Herculano Pires, agradecendo o voto de louvor, declarou: “O gesto de Vossas Excelências é tanto mais significativo por ter partido de quem não segue os meus ideais religiosos. Essa compreensão humana, que supera os sectarismos exclusivistas do passado, é característica da civilização. Defendendo-a, defendemos o próprio homem, cuja essência e cujo destino devem estar sempre acima dos sistemas de ideias ou de crenças.”
O célebre médium Chico Xavier, em carta datada de 31 de outubro de 1971 endereçada a Herculano Pires, assim se referiu às crônicas:
“As suas crônicas aos domingos, no “Diário” estão admiráveis. A Doutrina Espírita sempre brilhando em seus conceitos e esclarecimentos com o equilíbrio, elegância, elevação e bom senso que lhe caracterizam os recursos de Missionário da Nova Revelação.”

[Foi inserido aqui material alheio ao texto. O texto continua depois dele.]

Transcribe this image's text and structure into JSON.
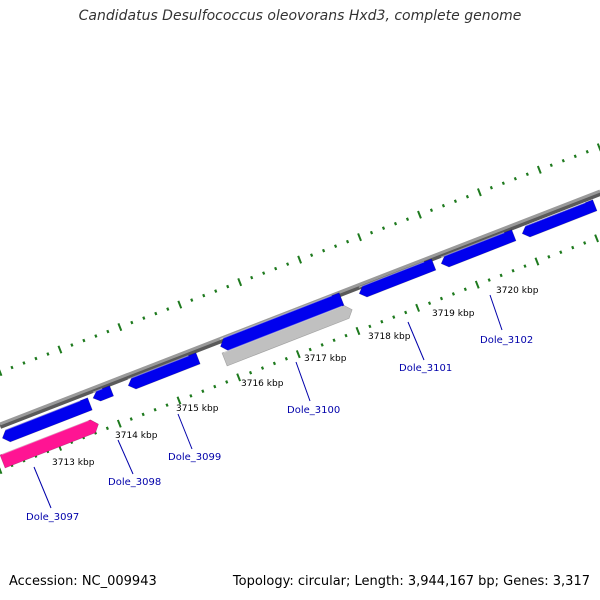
{
  "title": "Candidatus Desulfococcus oleovorans Hxd3, complete genome",
  "footer": {
    "accession": "Accession: NC_009943",
    "summary": "Topology: circular; Length: 3,944,167 bp; Genes: 3,317"
  },
  "colors": {
    "backbone": "#8a8a8a",
    "tick": "#1e7a1e",
    "gene_forward": "#0000ee",
    "gene_highlight": "#ff1493",
    "gene_pseudo": "#c0c0c0",
    "label": "#0000aa"
  },
  "scale_labels": [
    "3713 kbp",
    "3714 kbp",
    "3715 kbp",
    "3716 kbp",
    "3717 kbp",
    "3718 kbp",
    "3719 kbp",
    "3720 kbp"
  ],
  "genes": [
    {
      "label": "Dole_3097",
      "color": "highlight"
    },
    {
      "label": "Dole_3098",
      "color": "forward"
    },
    {
      "label": "Dole_3099",
      "color": "forward"
    },
    {
      "label": "Dole_3100",
      "color": "pseudo"
    },
    {
      "label": "Dole_3101",
      "color": "forward"
    },
    {
      "label": "Dole_3102",
      "color": "forward"
    }
  ]
}
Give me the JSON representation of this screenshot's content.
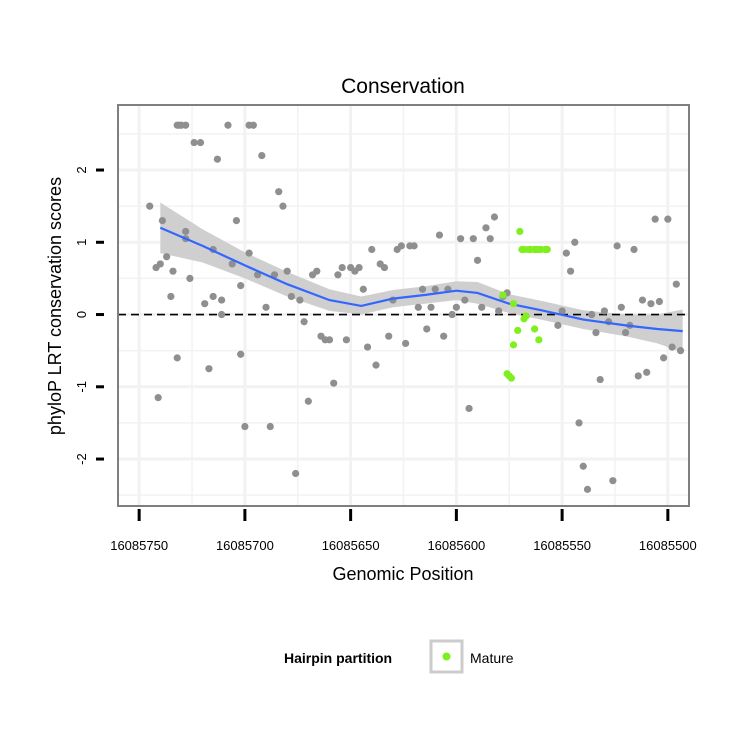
{
  "chart_data": {
    "type": "scatter",
    "title": "Conservation",
    "xlabel": "Genomic Position",
    "ylabel": "phyloP LRT conservation scores",
    "xlim": [
      16085760,
      16085490
    ],
    "ylim": [
      -2.65,
      2.9
    ],
    "x_reversed": true,
    "x_ticks": [
      16085750,
      16085700,
      16085650,
      16085600,
      16085550,
      16085500
    ],
    "x_tick_labels": [
      "16085750",
      "16085700",
      "16085650",
      "16085600",
      "16085550",
      "16085500"
    ],
    "y_ticks": [
      -2,
      -1,
      0,
      1,
      2
    ],
    "y_tick_labels": [
      "-2",
      "-1",
      "0",
      "1",
      "2"
    ],
    "grid": true,
    "reference_line": {
      "y": 0,
      "style": "dashed"
    },
    "colors": {
      "other": "#8f8f8f",
      "mature": "#7fef1f",
      "smooth": "#3366ff",
      "ribbon": "#cfcfcf",
      "panel_border": "#7f7f7f",
      "grid": "#f2f2f2"
    },
    "legend": {
      "title": "Hairpin partition",
      "position": "bottom",
      "entries": [
        {
          "label": "Mature",
          "color": "#7fef1f"
        }
      ]
    },
    "smooth": {
      "x": [
        16085740,
        16085720,
        16085700,
        16085680,
        16085660,
        16085645,
        16085630,
        16085615,
        16085600,
        16085590,
        16085575,
        16085560,
        16085540,
        16085520,
        16085505,
        16085493
      ],
      "y": [
        1.2,
        0.95,
        0.68,
        0.42,
        0.2,
        0.12,
        0.22,
        0.27,
        0.33,
        0.3,
        0.15,
        0.06,
        -0.07,
        -0.15,
        -0.2,
        -0.23
      ],
      "lower": [
        0.85,
        0.72,
        0.5,
        0.25,
        0.05,
        0.0,
        0.1,
        0.15,
        0.2,
        0.15,
        0.02,
        -0.07,
        -0.2,
        -0.3,
        -0.4,
        -0.52
      ],
      "upper": [
        1.55,
        1.18,
        0.86,
        0.59,
        0.35,
        0.25,
        0.34,
        0.39,
        0.46,
        0.45,
        0.28,
        0.19,
        0.06,
        0.0,
        0.0,
        0.07
      ]
    },
    "series": [
      {
        "name": "Mature",
        "color": "#7fef1f",
        "x": [
          16085574,
          16085578,
          16085575,
          16085576,
          16085573,
          16085571,
          16085568,
          16085573,
          16085570,
          16085566,
          16085565,
          16085563,
          16085563,
          16085561,
          16085569,
          16085568,
          16085567,
          16085565,
          16085563,
          16085562,
          16085561,
          16085560,
          16085558,
          16085557
        ],
        "y": [
          -0.88,
          0.27,
          -0.85,
          -0.82,
          0.15,
          -0.22,
          -0.06,
          -0.42,
          1.15,
          0.9,
          0.9,
          0.9,
          -0.2,
          -0.35,
          0.9,
          0.9,
          -0.02,
          0.9,
          0.9,
          0.9,
          0.9,
          0.9,
          0.9,
          0.9
        ]
      },
      {
        "name": "Other",
        "color": "#8f8f8f",
        "x": [
          16085745,
          16085742,
          16085741,
          16085739,
          16085737,
          16085735,
          16085732,
          16085730,
          16085728,
          16085726,
          16085724,
          16085721,
          16085719,
          16085717,
          16085715,
          16085713,
          16085711,
          16085708,
          16085706,
          16085704,
          16085702,
          16085700,
          16085698,
          16085696,
          16085694,
          16085692,
          16085690,
          16085688,
          16085686,
          16085684,
          16085682,
          16085680,
          16085678,
          16085676,
          16085674,
          16085672,
          16085670,
          16085668,
          16085666,
          16085664,
          16085662,
          16085660,
          16085658,
          16085656,
          16085654,
          16085652,
          16085650,
          16085648,
          16085646,
          16085644,
          16085642,
          16085640,
          16085638,
          16085636,
          16085634,
          16085632,
          16085630,
          16085628,
          16085626,
          16085624,
          16085622,
          16085620,
          16085618,
          16085616,
          16085614,
          16085612,
          16085610,
          16085608,
          16085606,
          16085604,
          16085602,
          16085600,
          16085598,
          16085596,
          16085594,
          16085592,
          16085590,
          16085588,
          16085586,
          16085584,
          16085582,
          16085580,
          16085578,
          16085576,
          16085552,
          16085550,
          16085548,
          16085546,
          16085544,
          16085542,
          16085540,
          16085538,
          16085536,
          16085534,
          16085532,
          16085530,
          16085528,
          16085526,
          16085524,
          16085522,
          16085520,
          16085518,
          16085516,
          16085514,
          16085512,
          16085510,
          16085508,
          16085506,
          16085504,
          16085502,
          16085500,
          16085498,
          16085496,
          16085494,
          16085731,
          16085728,
          16085711,
          16085702,
          16085698,
          16085715,
          16085732,
          16085728,
          16085734,
          16085740
        ],
        "y": [
          1.5,
          0.65,
          -1.15,
          1.3,
          0.8,
          0.25,
          2.62,
          2.62,
          1.05,
          0.5,
          2.38,
          2.38,
          0.15,
          -0.75,
          0.9,
          2.15,
          0.2,
          2.62,
          0.7,
          1.3,
          0.4,
          -1.55,
          2.62,
          2.62,
          0.55,
          2.2,
          0.1,
          -1.55,
          0.55,
          1.7,
          1.5,
          0.6,
          0.25,
          -2.2,
          0.2,
          -0.1,
          -1.2,
          0.55,
          0.6,
          -0.3,
          -0.35,
          -0.35,
          -0.95,
          0.55,
          0.65,
          -0.35,
          0.65,
          0.6,
          0.65,
          0.35,
          -0.45,
          0.9,
          -0.7,
          0.7,
          0.65,
          -0.3,
          0.2,
          0.9,
          0.95,
          -0.4,
          0.95,
          0.95,
          0.1,
          0.35,
          -0.2,
          0.1,
          0.35,
          1.1,
          -0.3,
          0.35,
          0.0,
          0.1,
          1.05,
          0.2,
          -1.3,
          1.05,
          0.75,
          0.1,
          1.2,
          1.05,
          1.35,
          0.05,
          0.25,
          0.3,
          -0.15,
          0.05,
          0.85,
          0.6,
          1.0,
          -1.5,
          -2.1,
          -2.42,
          0.0,
          -0.25,
          -0.9,
          0.05,
          -0.1,
          -2.3,
          0.95,
          0.1,
          -0.25,
          -0.15,
          0.9,
          -0.85,
          0.2,
          -0.8,
          0.15,
          1.32,
          0.18,
          -0.6,
          1.32,
          -0.45,
          0.42,
          -0.5,
          2.62,
          2.62,
          0.0,
          -0.55,
          0.85,
          0.25,
          -0.6,
          1.15,
          0.6,
          0.7
        ]
      }
    ]
  }
}
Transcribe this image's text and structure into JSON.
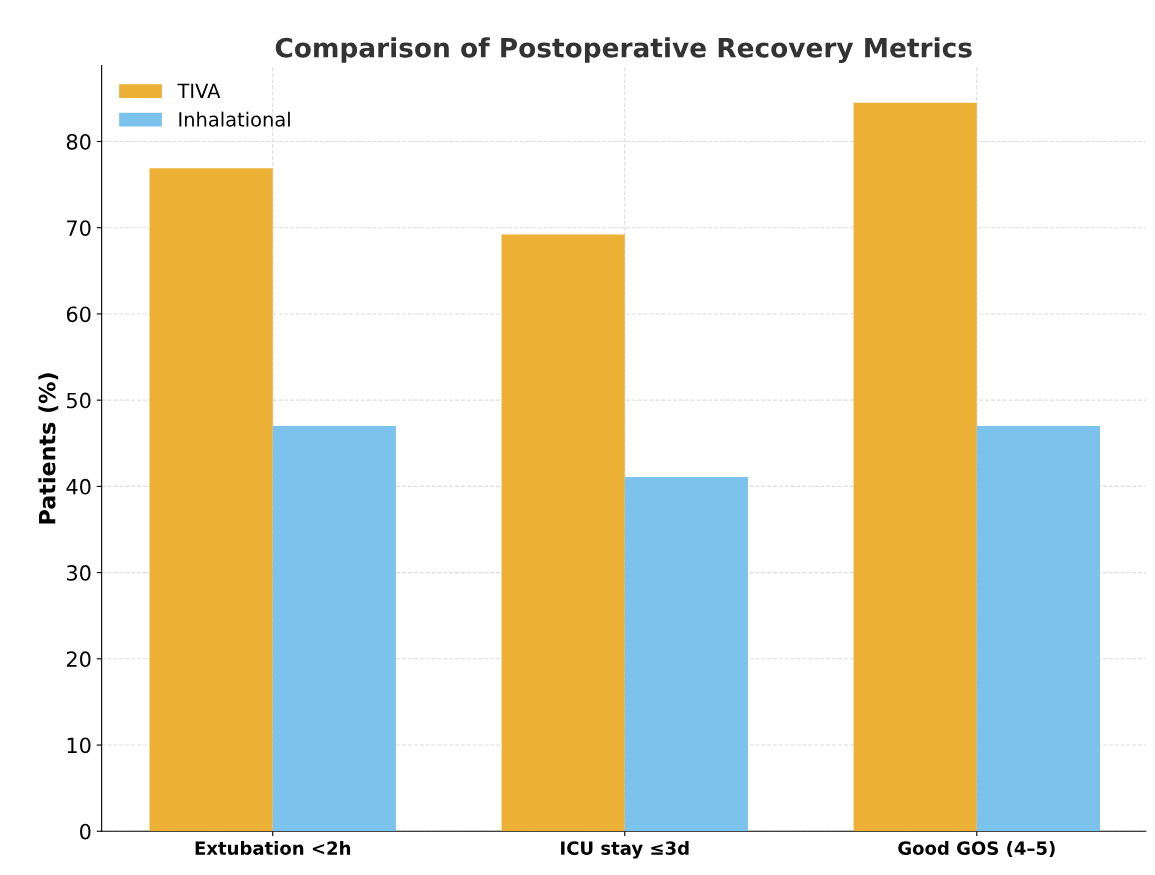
{
  "chart_data": {
    "type": "bar",
    "title": "Comparison of Postoperative Recovery Metrics",
    "ylabel": "Patients (%)",
    "categories": [
      "Extubation <2h",
      "ICU stay ≤3d",
      "Good GOS (4–5)"
    ],
    "series": [
      {
        "name": "TIVA",
        "color": "#ebb035",
        "values": [
          76.9,
          69.2,
          84.5
        ]
      },
      {
        "name": "Inhalational",
        "color": "#7bc3ed",
        "values": [
          47.0,
          41.1,
          47.0
        ]
      }
    ],
    "ylim": [
      0,
      88.8
    ],
    "yticks": [
      0,
      10,
      20,
      30,
      40,
      50,
      60,
      70,
      80
    ],
    "grid": true,
    "legend": "top left"
  }
}
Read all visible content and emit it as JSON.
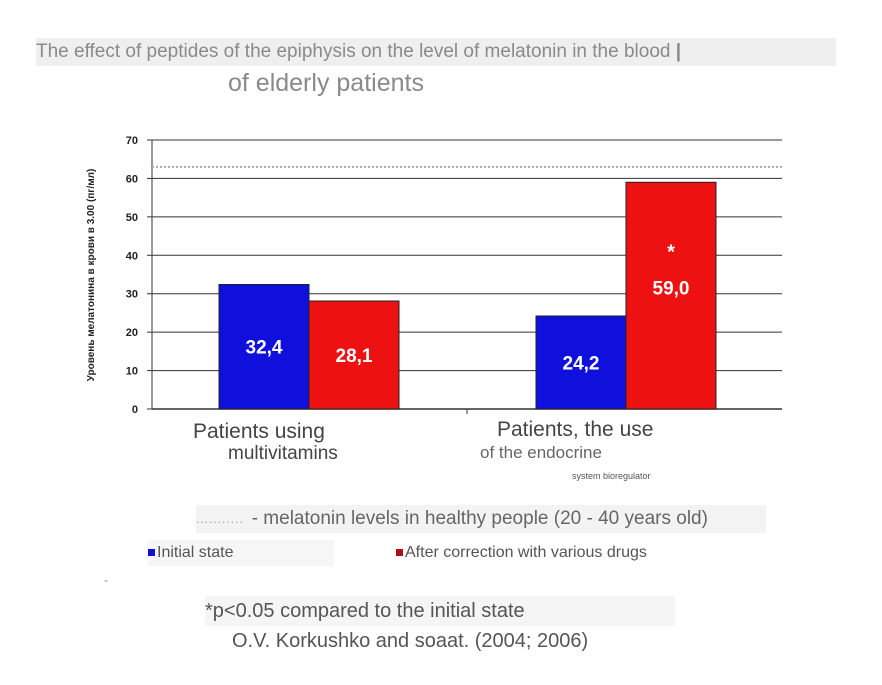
{
  "title_line1": "The effect of peptides of the epiphysis on the level of melatonin in the blood",
  "title_line1_end": "|",
  "title_line2": "of elderly patients",
  "chart_data": {
    "type": "bar",
    "categories": [
      "Patients using multivitamins",
      "Patients, the use of the endocrine system bioregulator"
    ],
    "category_lines": [
      [
        "Patients using",
        "multivitamins"
      ],
      [
        "Patients, the use",
        "of the endocrine",
        "system bioregulator"
      ]
    ],
    "series": [
      {
        "name": "Initial state",
        "values": [
          32.4,
          24.2
        ],
        "labels": [
          "32,4",
          "24,2"
        ],
        "color": "#1010dd"
      },
      {
        "name": "After correction with various drugs",
        "values": [
          28.1,
          59.0
        ],
        "labels": [
          "28,1",
          "59,0"
        ],
        "color": "#ee1111"
      }
    ],
    "ylabel": "Уровень мелатонина в крови в 3.00 (пг/мл)",
    "ylim": [
      0,
      70
    ],
    "yticks": [
      0,
      10,
      20,
      30,
      40,
      50,
      60,
      70
    ],
    "reference_line": {
      "value": 63,
      "style": "dotted",
      "color": "#9ab0b0"
    },
    "significance_marker": {
      "series": 1,
      "category": 1,
      "text": "*"
    },
    "grid": true,
    "legend_position": "bottom"
  },
  "reference_note": "- melatonin levels in healthy people (20 - 40 years old)",
  "reference_dots": "...........",
  "legend": {
    "initial": "Initial state",
    "after": "After correction with various drugs"
  },
  "footnote": "*p<0.05 compared to the initial state",
  "source": "O.V. Korkushko and soaat. (2004; 2006)",
  "misc_dash": "-"
}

É evidente que as crônicas do apóstolo de Kardec não poderiam permanecer soterradas no arquivo dos jornais. E, por sugestão de Jorge Rizzini, o editor Frederico Giannini lançou em 1962, com o selo da Editora Edicel, uma coletânea que recebeu de Herculano Pires o título Os Três Caminhos de Hécate. Vinte anos depois a Editora Correio Fraterno do ABC lançaria mais quatro coletâneas: O Homem Novo, O Infinito e o Finito, Visão Espírita da Bíblia e O Mistério do Bem e do Mal. É de esperar-se que outras surjam…
A extinção da coluna espírita no “Diário de São Paulo” foi um momento amargo na vida de Herculano Pires. Ele a redigiu por mais de vinte anos, ininterruptamente – e sem aceitar um centavo a mais do jornal.